Now, am I suggesting that CCP are a bunch of Marxists? Of course not. EVE Online may well be the gaming world’s greatest testament to the power of the free market – hence, the reason why I put it on my list of top conservative games. No, in this case I suspect it was just a bit nonsense that found itself in the game after being regurgitated from a college text book.
Still, we must be ever wary of such political nonsense wheedling its way into our games. Gaming is already ascendant as the next medium to win the hearts and minds of the people. As such, it is a ripe fruit waiting to be plucked by radical propagandists the world over. It is already happening, in fact. Over the last two years, I’ve seen two games promoting global warming, one pro-Hezbollah shooter, one about the evils of capitalism, and even a game about radical feminism (in this game, the player is a disgruntled woman who runs around shooting cat-calling men!). One of the above games was financed by George Soros’ Tides Foundation, while another by a global warming think tank. Fortunately, all of these titles were dreadful bombs, little noticed except by some European gaming sites that seem enamored with such dreadful fare (I’m looking at you, RPS).

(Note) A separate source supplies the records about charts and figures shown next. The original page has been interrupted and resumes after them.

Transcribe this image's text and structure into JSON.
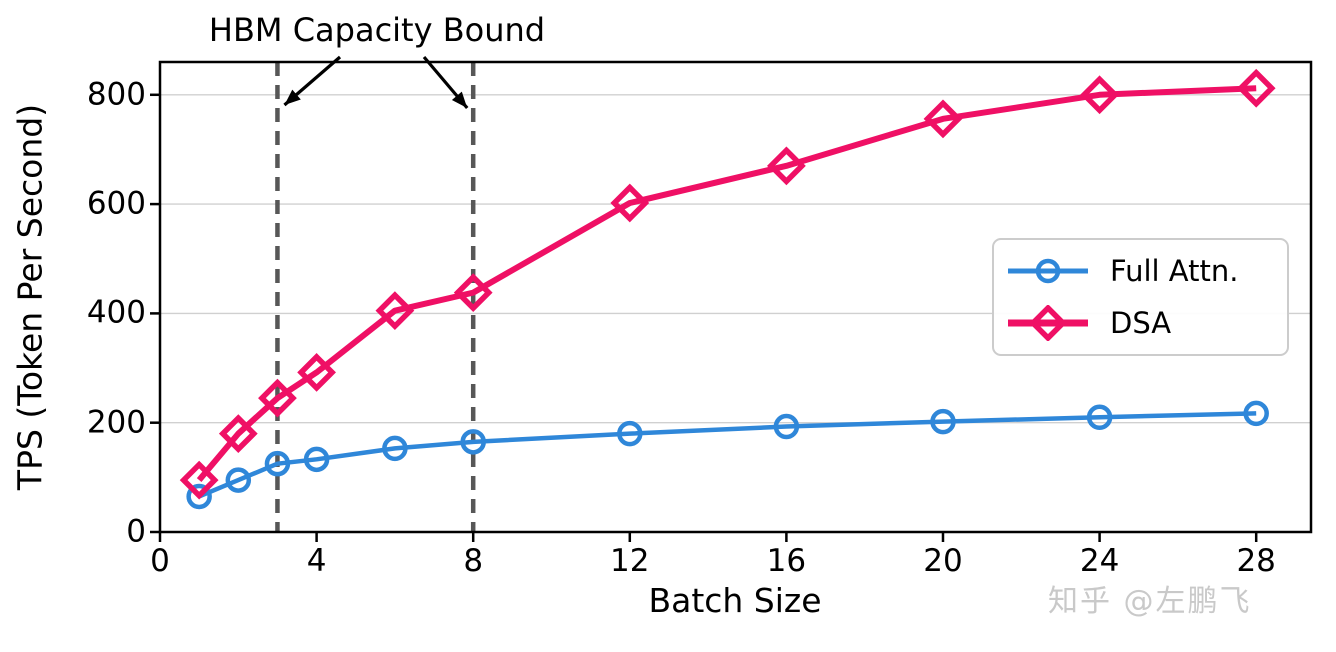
{
  "annotation": {
    "label": "HBM Capacity Bound"
  },
  "watermark": {
    "text": "知乎 @左鹏飞"
  },
  "colors": {
    "full_attn": "#2f87d9",
    "dsa": "#ef1065",
    "vline": "#575757",
    "grid": "#d0d0d0",
    "axis": "#000000",
    "legend_border": "#cccccc",
    "watermark": "#c9c9c9"
  },
  "chart_data": {
    "type": "line",
    "title": "",
    "xlabel": "Batch Size",
    "ylabel": "TPS (Token Per Second)",
    "xlim": [
      0,
      29.4
    ],
    "ylim": [
      0,
      860
    ],
    "x_ticks": [
      0,
      4,
      8,
      12,
      16,
      20,
      24,
      28
    ],
    "y_ticks": [
      0,
      200,
      400,
      600,
      800
    ],
    "grid": "horizontal",
    "legend_position": "center-right",
    "x": [
      1,
      2,
      3,
      4,
      6,
      8,
      12,
      16,
      20,
      24,
      28
    ],
    "series": [
      {
        "name": "Full Attn.",
        "color": "#2f87d9",
        "marker": "circle",
        "values": [
          65,
          95,
          125,
          133,
          153,
          165,
          180,
          193,
          202,
          210,
          217
        ]
      },
      {
        "name": "DSA",
        "color": "#ef1065",
        "marker": "diamond",
        "values": [
          95,
          180,
          245,
          292,
          405,
          438,
          602,
          670,
          756,
          800,
          812
        ]
      }
    ],
    "vlines": {
      "x": [
        3,
        8
      ],
      "style": "dashed",
      "color": "#575757",
      "annotation": "HBM Capacity Bound"
    }
  }
}
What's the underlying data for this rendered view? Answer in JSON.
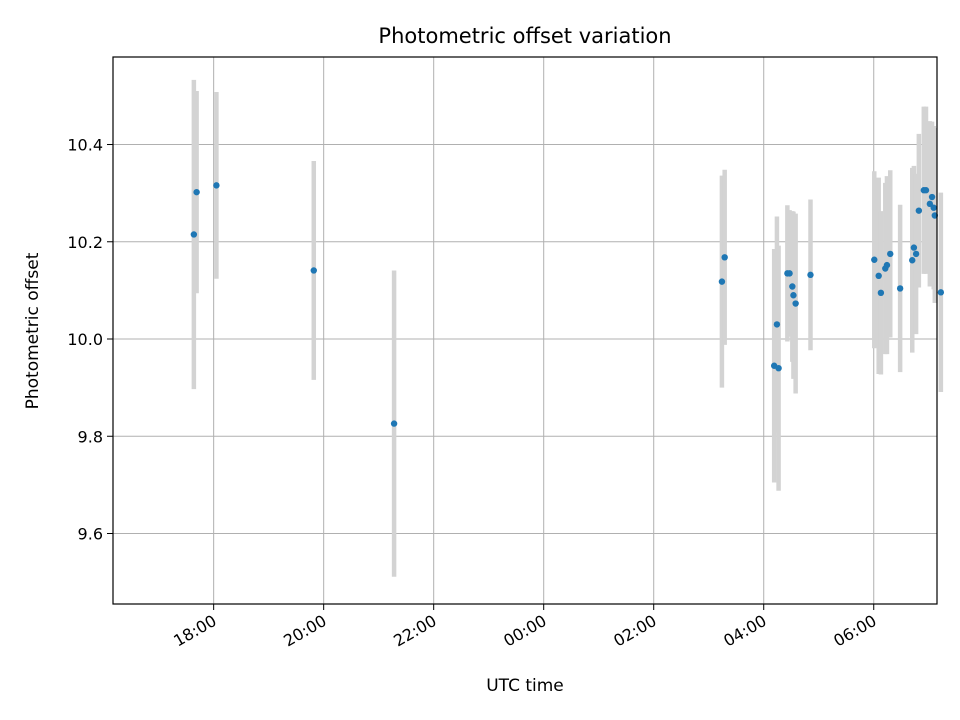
{
  "chart_data": {
    "type": "scatter",
    "title": "Photometric offset variation",
    "xlabel": "UTC time",
    "ylabel": "Photometric offset",
    "x_unit": "hours since 00:00 on the first day shown (values ≥ 24 are next day)",
    "xlim": [
      16.17,
      31.15
    ],
    "ylim": [
      9.455,
      10.58
    ],
    "x_ticks": [
      {
        "value": 18,
        "label": "18:00"
      },
      {
        "value": 20,
        "label": "20:00"
      },
      {
        "value": 22,
        "label": "22:00"
      },
      {
        "value": 24,
        "label": "00:00"
      },
      {
        "value": 26,
        "label": "02:00"
      },
      {
        "value": 28,
        "label": "04:00"
      },
      {
        "value": 30,
        "label": "06:00"
      }
    ],
    "y_ticks": [
      {
        "value": 9.6,
        "label": "9.6"
      },
      {
        "value": 9.8,
        "label": "9.8"
      },
      {
        "value": 10.0,
        "label": "10.0"
      },
      {
        "value": 10.2,
        "label": "10.2"
      },
      {
        "value": 10.4,
        "label": "10.4"
      }
    ],
    "grid": true,
    "marker_color": "#1f77b4",
    "errorbar_color": "#d3d3d3",
    "points": [
      {
        "x": 17.64,
        "y": 10.215,
        "err": 0.318
      },
      {
        "x": 17.69,
        "y": 10.302,
        "err": 0.208
      },
      {
        "x": 18.05,
        "y": 10.316,
        "err": 0.192
      },
      {
        "x": 19.82,
        "y": 10.141,
        "err": 0.225
      },
      {
        "x": 21.28,
        "y": 9.826,
        "err": 0.315
      },
      {
        "x": 27.24,
        "y": 10.118,
        "err": 0.218
      },
      {
        "x": 27.29,
        "y": 10.168,
        "err": 0.18
      },
      {
        "x": 28.19,
        "y": 9.945,
        "err": 0.24
      },
      {
        "x": 28.24,
        "y": 10.03,
        "err": 0.222
      },
      {
        "x": 28.27,
        "y": 9.94,
        "err": 0.252
      },
      {
        "x": 28.43,
        "y": 10.135,
        "err": 0.14
      },
      {
        "x": 28.47,
        "y": 10.135,
        "err": 0.13
      },
      {
        "x": 28.52,
        "y": 10.108,
        "err": 0.155
      },
      {
        "x": 28.54,
        "y": 10.09,
        "err": 0.172
      },
      {
        "x": 28.58,
        "y": 10.073,
        "err": 0.185
      },
      {
        "x": 28.85,
        "y": 10.132,
        "err": 0.155
      },
      {
        "x": 30.01,
        "y": 10.163,
        "err": 0.182
      },
      {
        "x": 30.09,
        "y": 10.13,
        "err": 0.202
      },
      {
        "x": 30.13,
        "y": 10.095,
        "err": 0.168
      },
      {
        "x": 30.21,
        "y": 10.145,
        "err": 0.176
      },
      {
        "x": 30.24,
        "y": 10.152,
        "err": 0.183
      },
      {
        "x": 30.3,
        "y": 10.175,
        "err": 0.172
      },
      {
        "x": 30.48,
        "y": 10.104,
        "err": 0.172
      },
      {
        "x": 30.7,
        "y": 10.162,
        "err": 0.19
      },
      {
        "x": 30.73,
        "y": 10.188,
        "err": 0.168
      },
      {
        "x": 30.77,
        "y": 10.175,
        "err": 0.165
      },
      {
        "x": 30.82,
        "y": 10.264,
        "err": 0.158
      },
      {
        "x": 30.91,
        "y": 10.306,
        "err": 0.172
      },
      {
        "x": 30.95,
        "y": 10.306,
        "err": 0.172
      },
      {
        "x": 31.02,
        "y": 10.278,
        "err": 0.17
      },
      {
        "x": 31.06,
        "y": 10.292,
        "err": 0.155
      },
      {
        "x": 31.09,
        "y": 10.27,
        "err": 0.168
      },
      {
        "x": 31.11,
        "y": 10.254,
        "err": 0.18
      },
      {
        "x": 31.22,
        "y": 10.096,
        "err": 0.205
      }
    ]
  }
}
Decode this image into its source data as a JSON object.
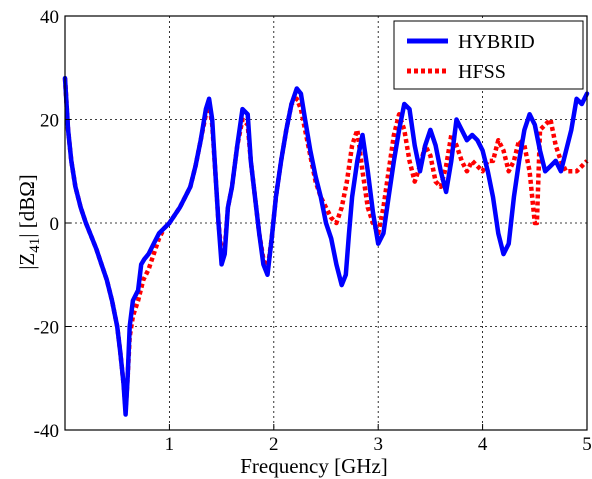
{
  "chart_data": {
    "type": "line",
    "title": "",
    "xlabel": "Frequency [GHz]",
    "ylabel": "|Z41| [dBΩ]",
    "ylabel_parts": {
      "open": "|Z",
      "sub": "41",
      "close": "| [dBΩ]"
    },
    "xlim": [
      0,
      5
    ],
    "ylim": [
      -40,
      40
    ],
    "xticks": [
      1,
      2,
      3,
      4,
      5
    ],
    "yticks": [
      -40,
      -20,
      0,
      20,
      40
    ],
    "grid": true,
    "legend_position": "top-right",
    "series": [
      {
        "name": "HYBRID",
        "color": "#0000ff",
        "style": "solid",
        "x": [
          0.0,
          0.03,
          0.06,
          0.1,
          0.15,
          0.2,
          0.25,
          0.3,
          0.35,
          0.4,
          0.45,
          0.5,
          0.53,
          0.56,
          0.58,
          0.6,
          0.62,
          0.65,
          0.7,
          0.73,
          0.76,
          0.8,
          0.85,
          0.9,
          0.95,
          1.0,
          1.05,
          1.1,
          1.15,
          1.2,
          1.25,
          1.3,
          1.35,
          1.38,
          1.41,
          1.44,
          1.47,
          1.5,
          1.53,
          1.56,
          1.6,
          1.65,
          1.7,
          1.75,
          1.78,
          1.82,
          1.86,
          1.9,
          1.94,
          1.98,
          2.02,
          2.07,
          2.12,
          2.17,
          2.22,
          2.26,
          2.3,
          2.35,
          2.4,
          2.45,
          2.5,
          2.55,
          2.6,
          2.65,
          2.69,
          2.72,
          2.75,
          2.8,
          2.85,
          2.9,
          2.95,
          3.0,
          3.05,
          3.1,
          3.15,
          3.2,
          3.25,
          3.3,
          3.35,
          3.4,
          3.45,
          3.5,
          3.55,
          3.6,
          3.65,
          3.7,
          3.75,
          3.8,
          3.85,
          3.9,
          3.95,
          4.0,
          4.05,
          4.1,
          4.15,
          4.2,
          4.25,
          4.3,
          4.35,
          4.4,
          4.45,
          4.5,
          4.55,
          4.6,
          4.65,
          4.7,
          4.75,
          4.8,
          4.85,
          4.9,
          4.95,
          5.0
        ],
        "y": [
          28,
          18,
          12,
          7,
          3,
          0,
          -2.5,
          -5,
          -8,
          -11,
          -15,
          -20,
          -25,
          -31,
          -37,
          -30,
          -20,
          -15,
          -13,
          -8,
          -7,
          -6,
          -4,
          -2,
          -1,
          0,
          1.5,
          3,
          5,
          7,
          11,
          16,
          22,
          24,
          20,
          10,
          0,
          -8,
          -6,
          3,
          7,
          15,
          22,
          21,
          12,
          5,
          -2,
          -8,
          -10,
          -3,
          5,
          12,
          18,
          23,
          26,
          25,
          20,
          14,
          9,
          5,
          0,
          -3,
          -8,
          -12,
          -10,
          -2,
          5,
          12,
          17,
          10,
          2,
          -4,
          -2,
          5,
          12,
          18,
          23,
          22,
          15,
          10,
          15,
          18,
          15,
          10,
          6,
          12,
          20,
          18,
          16,
          17,
          16,
          14,
          10,
          5,
          -2,
          -6,
          -4,
          5,
          12,
          18,
          21,
          19,
          14,
          10,
          11,
          12,
          10,
          14,
          18,
          24,
          23,
          25
        ]
      },
      {
        "name": "HFSS",
        "color": "#ff0000",
        "style": "dotted",
        "x": [
          0.0,
          0.03,
          0.06,
          0.1,
          0.15,
          0.2,
          0.25,
          0.3,
          0.35,
          0.4,
          0.45,
          0.5,
          0.53,
          0.56,
          0.58,
          0.6,
          0.62,
          0.65,
          0.7,
          0.75,
          0.8,
          0.85,
          0.9,
          0.95,
          1.0,
          1.05,
          1.1,
          1.15,
          1.2,
          1.25,
          1.3,
          1.35,
          1.38,
          1.41,
          1.44,
          1.47,
          1.5,
          1.53,
          1.56,
          1.6,
          1.65,
          1.7,
          1.75,
          1.78,
          1.82,
          1.86,
          1.9,
          1.94,
          1.98,
          2.02,
          2.07,
          2.12,
          2.17,
          2.22,
          2.26,
          2.3,
          2.35,
          2.4,
          2.45,
          2.5,
          2.55,
          2.6,
          2.65,
          2.7,
          2.75,
          2.8,
          2.85,
          2.9,
          2.95,
          3.0,
          3.05,
          3.1,
          3.15,
          3.2,
          3.25,
          3.3,
          3.35,
          3.4,
          3.45,
          3.5,
          3.55,
          3.6,
          3.65,
          3.7,
          3.75,
          3.8,
          3.85,
          3.9,
          3.95,
          4.0,
          4.05,
          4.1,
          4.15,
          4.2,
          4.25,
          4.3,
          4.35,
          4.4,
          4.45,
          4.5,
          4.52,
          4.55,
          4.6,
          4.65,
          4.7,
          4.75,
          4.8,
          4.85,
          4.9,
          4.95,
          5.0
        ],
        "y": [
          28,
          18,
          12,
          7,
          3,
          0,
          -2.5,
          -5,
          -8,
          -11,
          -15,
          -20,
          -25,
          -31,
          -36,
          -30,
          -22,
          -18,
          -15,
          -11,
          -9,
          -6,
          -3,
          -1,
          0,
          1.5,
          3,
          5,
          7,
          11,
          16,
          21,
          23,
          19,
          10,
          0,
          -6,
          -5,
          3,
          7,
          15,
          20,
          19,
          12,
          5,
          -2,
          -7,
          -9,
          -3,
          5,
          12,
          18,
          23,
          24,
          22,
          18,
          13,
          8,
          5,
          3,
          1,
          0,
          3,
          8,
          15,
          18,
          10,
          3,
          0,
          -2,
          3,
          10,
          17,
          21,
          18,
          12,
          8,
          11,
          15,
          13,
          8,
          7,
          11,
          17,
          15,
          12,
          10,
          12,
          11,
          10,
          12,
          12,
          16,
          14,
          10,
          12,
          16,
          15,
          10,
          0,
          0,
          18,
          19,
          20,
          15,
          12,
          10,
          10,
          10,
          11,
          12
        ]
      }
    ]
  }
}
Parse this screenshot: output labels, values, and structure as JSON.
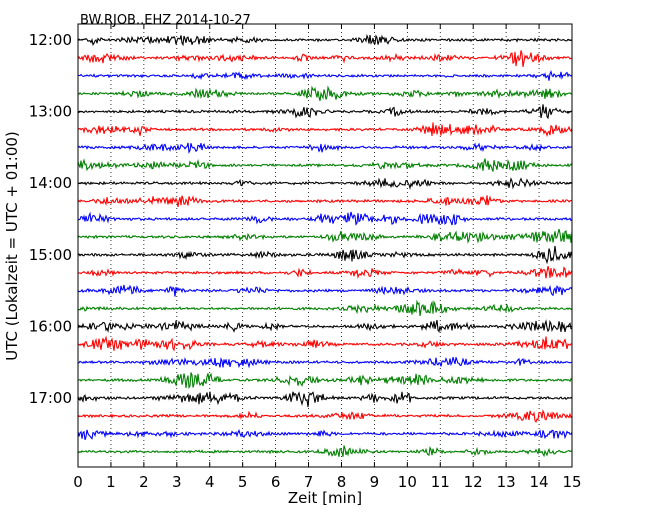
{
  "chart_data": {
    "type": "line",
    "title": "BW.RJOB..EHZ 2014-10-27",
    "xlabel": "Zeit  [min]",
    "ylabel": "UTC (Lokalzeit = UTC + 01:00)",
    "xlim": [
      0,
      15
    ],
    "x_ticks": [
      "0",
      "1",
      "2",
      "3",
      "4",
      "5",
      "6",
      "7",
      "8",
      "9",
      "10",
      "11",
      "12",
      "13",
      "14",
      "15"
    ],
    "y_tick_labels": [
      "12:00",
      "13:00",
      "14:00",
      "15:00",
      "16:00",
      "17:00"
    ],
    "grid": "vertical dotted lines at every minute",
    "row_interval_minutes": 15,
    "start_time": "12:00",
    "row_count": 24,
    "row_colors": [
      "#000000",
      "#ff0000",
      "#0000ff",
      "#008000"
    ],
    "series_note": "one seismogram trace per 15-minute row, colors cycling black, red, blue, green"
  }
}
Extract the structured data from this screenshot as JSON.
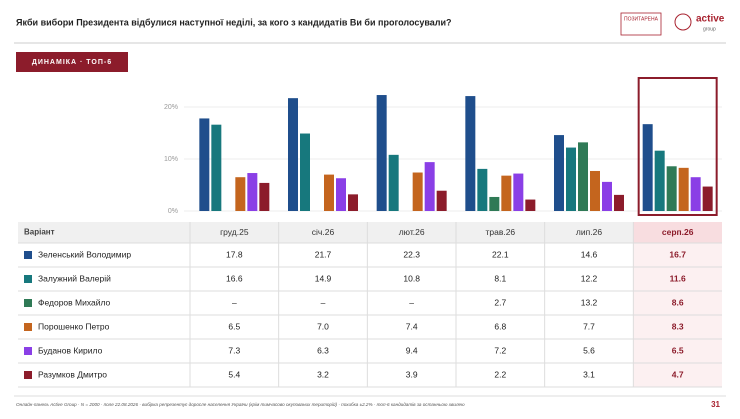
{
  "chart_data": {
    "type": "bar",
    "title": "Якби вибори Президента відбулися наступної неділі, за кого з кандидатів Ви би проголосували?",
    "badge": "ДИНАМІКА · ТОП-6",
    "table_header": "Варіант",
    "footer": "Онлайн-панель Active Group · N = 2000 · поле 22.08.2026 · вибірка репрезентує доросле населення України (крім тимчасово окупованих територій) · похибка ±2.2% · топ-6 кандидатів за останньою хвилею",
    "page_number": "31",
    "logos": [
      "ПОЗИТАРЕНА",
      "active",
      "group"
    ],
    "categories": [
      "груд.25",
      "січ.26",
      "лют.26",
      "трав.26",
      "лип.26",
      "серп.26"
    ],
    "ylim": [
      0,
      25
    ],
    "yticks": [
      {
        "value": 0,
        "label": "0%"
      },
      {
        "value": 10,
        "label": "10%"
      },
      {
        "value": 20,
        "label": "20%"
      }
    ],
    "grid": true,
    "series": [
      {
        "name": "Зеленський Володимир",
        "color": "#1f4e8c",
        "values": [
          17.8,
          21.7,
          22.3,
          22.1,
          14.6,
          16.7
        ],
        "value_labels": [
          "17.8",
          "21.7",
          "22.3",
          "22.1",
          "14.6",
          "16.7"
        ]
      },
      {
        "name": "Залужний Валерій",
        "color": "#17787d",
        "values": [
          16.6,
          14.9,
          10.8,
          8.1,
          12.2,
          11.6
        ],
        "value_labels": [
          "16.6",
          "14.9",
          "10.8",
          "8.1",
          "12.2",
          "11.6"
        ]
      },
      {
        "name": "Федоров Михайло",
        "color": "#2f7a56",
        "values": [
          null,
          null,
          null,
          2.7,
          13.2,
          8.6
        ],
        "value_labels": [
          "–",
          "–",
          "–",
          "2.7",
          "13.2",
          "8.6"
        ]
      },
      {
        "name": "Порошенко Петро",
        "color": "#c4651e",
        "values": [
          6.5,
          7.0,
          7.4,
          6.8,
          7.7,
          8.3
        ],
        "value_labels": [
          "6.5",
          "7.0",
          "7.4",
          "6.8",
          "7.7",
          "8.3"
        ]
      },
      {
        "name": "Буданов Кирило",
        "color": "#8a3fe6",
        "values": [
          7.3,
          6.3,
          9.4,
          7.2,
          5.6,
          6.5
        ],
        "value_labels": [
          "7.3",
          "6.3",
          "9.4",
          "7.2",
          "5.6",
          "6.5"
        ]
      },
      {
        "name": "Разумков Дмитро",
        "color": "#8c1c2b",
        "values": [
          5.4,
          3.2,
          3.9,
          2.2,
          3.1,
          4.7
        ],
        "value_labels": [
          "5.4",
          "3.2",
          "3.9",
          "2.2",
          "3.1",
          "4.7"
        ]
      }
    ]
  }
}
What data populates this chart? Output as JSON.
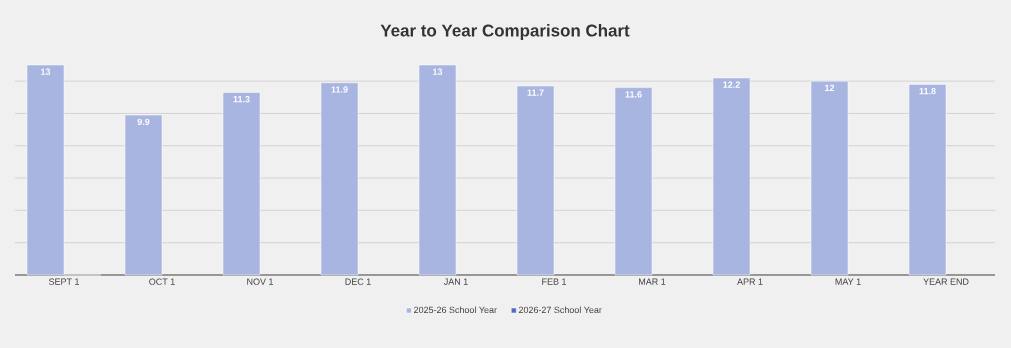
{
  "chart_data": {
    "type": "bar",
    "title": "Year to Year Comparison Chart",
    "categories": [
      "SEPT 1",
      "OCT 1",
      "NOV 1",
      "DEC 1",
      "JAN 1",
      "FEB 1",
      "MAR 1",
      "APR 1",
      "MAY 1",
      "YEAR END"
    ],
    "series": [
      {
        "name": "2025-26 School Year",
        "color": "#a8b5e0",
        "values": [
          13,
          9.9,
          11.3,
          11.9,
          13,
          11.7,
          11.6,
          12.2,
          12,
          11.8
        ]
      },
      {
        "name": "2026-27 School Year",
        "color": "#4f6cc4",
        "values": [
          null,
          null,
          null,
          null,
          null,
          null,
          null,
          null,
          null,
          null
        ]
      }
    ],
    "tick_labels": "x",
    "grid": "y",
    "legend": "bottom",
    "data_labels": true
  }
}
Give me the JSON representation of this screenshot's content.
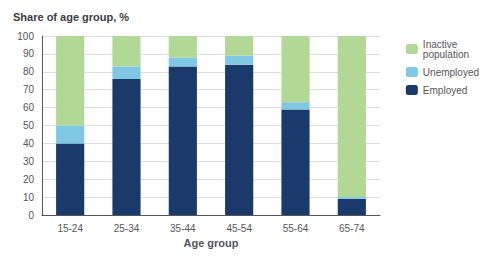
{
  "chart_data": {
    "type": "bar",
    "title": "Share of age group, %",
    "xlabel": "Age group",
    "categories": [
      "15-24",
      "25-34",
      "35-44",
      "45-54",
      "55-64",
      "65-74"
    ],
    "series": [
      {
        "name": "Employed",
        "color": "#1a3a6b",
        "values": [
          40,
          76,
          83,
          84,
          59,
          9
        ]
      },
      {
        "name": "Unemployed",
        "color": "#7ec8e3",
        "values": [
          10,
          7,
          5,
          5,
          4,
          1
        ]
      },
      {
        "name": "Inactive\npopulation",
        "color": "#b2d896",
        "values": [
          50,
          17,
          12,
          11,
          37,
          90
        ]
      }
    ],
    "stacked": true,
    "ylim": [
      0,
      100
    ],
    "yticks": [
      0,
      10,
      20,
      30,
      40,
      50,
      60,
      70,
      80,
      90,
      100
    ],
    "grid": true,
    "legend": "right"
  }
}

So yes, it’s coming. It starts with an innocent throwaway line at first, but will later arrive as a full court press (e.g.: what has happened to Hollywood). Therefore it is incumbent on all gamers to say “No! We will not let our hobby become politicized and radicalized!” And the best way to do that is by throwing a little light on this growing issue via blogging, forum posts, and social media. In short, now is the time for all good gamers to come to the aid of their hobby.
Have you ever encountered some political bias in a game?